Someone commits a few small sins against us and look out; like the graceless insurance company, the relationship gutters. We place them on our spiritual detention list for relational prosecution. We are no longer trusting, but suspecting. We are no longer caring, but gossiping. We are no longer inviting, but ignoring. We are no longer loving, but judging. And we are sinning.
Insurance companies amaze me. One little speeding ticket or a minor fender-bender, and everything changes. Your monthly payment sky-rockets. They no longer trust you. Simply for doing the human thing of making a mistake, you henceforth are placed on insurance detention. They not only record the minor mishap, but your previously good relationship with them goes sour from merely one mistake. One little blunder results in a tarnished relationship.
Too often we can be the same way in our relationships with one another. Someone commits a few small sins against us and look out; like the graceless insurance company, the relationship gutters. We place them on our spiritual detention list for relational prosecution. We are no longer trusting, but suspecting. We are no longer caring, but gossiping. We are no longer inviting, but ignoring. We are no longer loving, but judging. And we are sinning.
“Love…does not take into account a wrong suffered” (1 Cor. 13:5).
In the Greek, there is one word translated, “take into account.” It describes someone who keeps a mental record of events for the sake of some future action (Louw & Nida, 1:345). The word also was used in ancient Greek as an accounting term; the act of keeping track of debts and expenses. The idea, then, is that love does not act like a meticulous accountant who precisely records and holds onto every wrong-doing of others. Love does not cling to its hurt feelings.
Now, with things such as grievous sins and criminal acts, this can be an excruciating pain and a life-long battle. We may never forget the actual event. Things may need to be revisited to bring about criminal justice. And by God’s grace, he promises that we certainly can think rightly about him, ourselves, sins endured, and not be identified by them. But what we are looking at here pertains more to those lesser, everyday sins and offenses in the mundanity of life.
What God calls us to here are things like repenting of nursing our hurt feelings into resentment, refusing to revisit wrongs in our minds so as to prosecute others, and denying ourselves the sinister pleasure of re-narrating wrongs endured in a gossipy manner.
For us humans, this is hard. It goes against our natural, self-exalting inclinations. In some sense, it’s the American way to keep track of others’ wrongs. Millions of tabloid dollars are made in both keeping account and broadcasting (and exaggerating) the sins of others. We all have done it in one way or another. And it is a violation of love.
The Hurt-Feelings Ledger
It’s remarkable to me how good my credit card company is at remembering transactions. They forget nothing, big or small. Creditors keep such good track using things like complex super-computers recording everything. Consequently, each month (often to my dissatisfaction) every transaction is spelled out in detail for my reflection. Too often we can be like a spiritual credit card account towards others and their sins. Without having to exert effort, we keep scrupulous account of others’ wrongdoings. Including the small ones. We’re like the credit card super-computers.
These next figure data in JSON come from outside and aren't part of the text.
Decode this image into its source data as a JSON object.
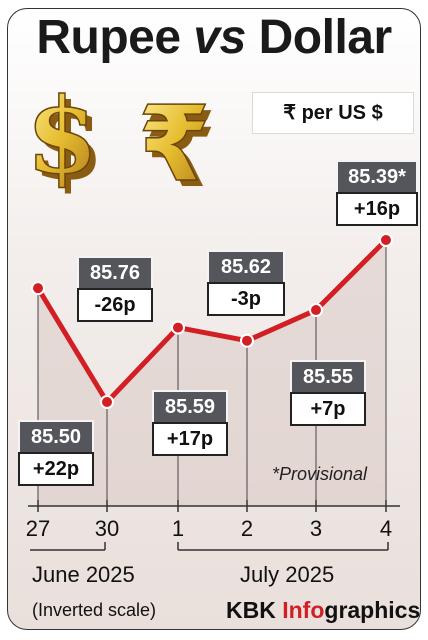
{
  "title": {
    "main": "Rupee",
    "vs": "vs",
    "tail": "Dollar"
  },
  "unit": "₹  per US $",
  "note": "*Provisional",
  "scale_note": "(Inverted scale)",
  "credit": {
    "brand": "KBK ",
    "accent": "Info",
    "rest": "graphics"
  },
  "months": [
    "June 2025",
    "July 2025"
  ],
  "colors": {
    "line": "#d21f26",
    "value_box": "#55565b",
    "accent": "#d21f26"
  },
  "icons": [
    "gold-dollar-sign-icon",
    "gold-rupee-sign-icon"
  ],
  "chart_data": {
    "type": "line",
    "inverted_y": true,
    "categories": [
      "27",
      "30",
      "1",
      "2",
      "3",
      "4"
    ],
    "values": [
      85.5,
      85.76,
      85.59,
      85.62,
      85.55,
      85.39
    ],
    "value_labels": [
      "85.50",
      "85.76",
      "85.59",
      "85.62",
      "85.55",
      "85.39*"
    ],
    "changes": [
      "+22p",
      "-26p",
      "+17p",
      "-3p",
      "+7p",
      "+16p"
    ],
    "ylim": [
      85.35,
      85.8
    ],
    "grid": false
  }
}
Someone sins against us and it goes straight to our mental ledger. Or, they might not even sin, but, perhaps our fragile feelings were hurt, and we mark it down in the books, never to forget it. Our demeanor sometimes becomes, “I am done with them. Sure, I’ll maybe be cordial when I see them, but I will maintain that disdain for them in my heart. If they want relationship with me, they are going to have to really work their way back into my graces.” Like a creditor demanding that dues be paid, I carry around that mental ledger with me, will never forget, and I’m out to collect my dues. We act as if we are the innocent, Almighty Supreme, who gets to raise the premium on the relationship. Getting their name removed from my hurt-feelings ledger is going to take some earning on their part. Our thoughts snowball into things like, “We’ll see how good they do.” In the meantime, they are getting the cold shoulder, whether in our family, at church, work, or the neighborhood. Yes, they may be a soul made in the image of God and for whom Christ died, but they have some spiritual bills to pay because my feelings are hurt.
And undiscerning “friends” can exacerbate the problem. I might go to them to open up my hurt-feelings ledger behind closed doors. I will carefully choose the person who appears to be my friend, but who is not loving or mature enough to confront my sin. Perhaps I sanctify it by referring to them as a “good listener.” They are actually a sin-enabler. So, I will slander and gossip as I broadcast my wrongs-taken-into-account.
“Well,” we might say, “I don’t tell others about it. I just keep my hurt-feelings records to myself.” Whether we open up those records to others or ourselves, we have still violated love by keeping the record in the first place. It’s unloving, immature, and sinful. Love does not take into account a wrong suffered.